Give your audience something new to see—a kick instead of a punch, a pistol-whip instead of a gunshot, a ladder to the heels instead of a chop to the neck.

Our brains are great at noticing patterns and using that information to plan and predict future events; that's why sometimes when you're driving, you end up at your destination without remembering the last several minutes of your journey.

This happens with action scenes, too. If you create a fight pattern—headshot, headshot, duck; headshot, headshot, duck, headshot, headshot, duck—that last the full length of the fight, your audience's brains are going to go on autopilot and will have already predicted the rest of the scene before your hero victoriously steps over the dozens of baddies they just leveled.

Don't let your audience get ahead of your fight scene. Add some variety.

Commando_0'Commando'

The Struggle for Power

Another essential element in a great fight scene is the struggle for power.

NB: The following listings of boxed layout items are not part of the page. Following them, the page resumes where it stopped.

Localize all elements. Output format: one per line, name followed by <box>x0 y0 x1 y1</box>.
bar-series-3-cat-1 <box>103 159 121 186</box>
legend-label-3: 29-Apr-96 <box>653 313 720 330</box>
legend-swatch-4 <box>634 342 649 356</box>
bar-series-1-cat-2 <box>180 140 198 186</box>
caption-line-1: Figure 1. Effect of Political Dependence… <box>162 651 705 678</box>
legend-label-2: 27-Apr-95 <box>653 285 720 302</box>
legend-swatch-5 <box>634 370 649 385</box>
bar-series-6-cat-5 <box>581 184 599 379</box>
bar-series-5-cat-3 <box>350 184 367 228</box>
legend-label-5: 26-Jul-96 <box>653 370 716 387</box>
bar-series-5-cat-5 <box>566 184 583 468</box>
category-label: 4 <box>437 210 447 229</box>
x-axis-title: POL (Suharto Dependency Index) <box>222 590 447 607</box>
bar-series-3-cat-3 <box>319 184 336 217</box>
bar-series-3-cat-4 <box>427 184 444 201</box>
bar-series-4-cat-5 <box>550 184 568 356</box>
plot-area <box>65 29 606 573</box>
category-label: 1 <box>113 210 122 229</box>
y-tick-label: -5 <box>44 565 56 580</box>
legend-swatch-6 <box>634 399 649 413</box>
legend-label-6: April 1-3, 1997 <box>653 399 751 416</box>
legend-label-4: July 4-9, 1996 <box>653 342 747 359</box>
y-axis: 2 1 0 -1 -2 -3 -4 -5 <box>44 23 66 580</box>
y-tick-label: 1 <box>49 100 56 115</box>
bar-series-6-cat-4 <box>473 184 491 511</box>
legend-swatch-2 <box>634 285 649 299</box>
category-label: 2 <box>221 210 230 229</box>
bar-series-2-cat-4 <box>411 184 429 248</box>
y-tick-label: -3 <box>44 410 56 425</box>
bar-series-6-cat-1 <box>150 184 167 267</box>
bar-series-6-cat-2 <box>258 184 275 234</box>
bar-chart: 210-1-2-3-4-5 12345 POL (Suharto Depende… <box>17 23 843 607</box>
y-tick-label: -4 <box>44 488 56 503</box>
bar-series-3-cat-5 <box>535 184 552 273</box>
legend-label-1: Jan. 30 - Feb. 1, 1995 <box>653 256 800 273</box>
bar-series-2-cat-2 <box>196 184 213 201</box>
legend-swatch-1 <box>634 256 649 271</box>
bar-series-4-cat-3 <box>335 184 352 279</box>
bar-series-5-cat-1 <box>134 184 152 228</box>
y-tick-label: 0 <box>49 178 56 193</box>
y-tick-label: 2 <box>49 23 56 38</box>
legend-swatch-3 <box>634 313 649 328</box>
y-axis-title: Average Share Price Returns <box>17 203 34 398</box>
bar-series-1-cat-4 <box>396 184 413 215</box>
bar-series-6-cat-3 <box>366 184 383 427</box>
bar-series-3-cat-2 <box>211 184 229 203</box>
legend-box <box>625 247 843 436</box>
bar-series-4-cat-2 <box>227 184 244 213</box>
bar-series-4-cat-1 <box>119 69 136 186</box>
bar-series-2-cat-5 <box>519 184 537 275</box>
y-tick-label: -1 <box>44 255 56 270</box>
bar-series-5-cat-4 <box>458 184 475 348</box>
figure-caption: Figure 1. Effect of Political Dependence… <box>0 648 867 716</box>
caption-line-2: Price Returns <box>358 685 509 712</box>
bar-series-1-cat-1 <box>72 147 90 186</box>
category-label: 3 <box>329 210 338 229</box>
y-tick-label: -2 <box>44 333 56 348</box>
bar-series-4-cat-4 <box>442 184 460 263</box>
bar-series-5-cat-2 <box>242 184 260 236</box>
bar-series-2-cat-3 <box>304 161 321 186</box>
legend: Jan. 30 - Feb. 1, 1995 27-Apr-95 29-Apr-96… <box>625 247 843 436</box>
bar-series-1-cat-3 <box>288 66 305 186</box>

How interesting is it to watch the hero mow down his enemies with an endless barrage of bullets without suffering a single blow? It's not interesting. It's boring. It's not easy to be invested in a fight between two obviously unfairly matched opponents, because it gets dull watching the protagonist continually winning. That's why we like difficult matchups and close games in sports, gang!

That's why the best fight scenes are ones in which you're not quite sure if the hero is going to come out of it victorious. Will Frodo, Sam, and the gang overcome Sauron and his disgusting orc army? Peter Jackson regularly makes us question if they will. How?

Filmmakers do this by playing with the power positions of the opposing sides, continuously switching who has the upper hand to create the all-important sense of tension that makes movies worth watching.

Remember, you're making a movie. Drama is its lifeblood. Make your hero struggle to win.

Lord_of_the_rings_1'The Lord of the Rings: The Return of the King'

So, if you're getting ready to write some fight scenes into your screenplay, keep these 3 things in mind. You'll not only give your audience something cool and exciting to watch but also something that brings them deeper into the world you've created for them.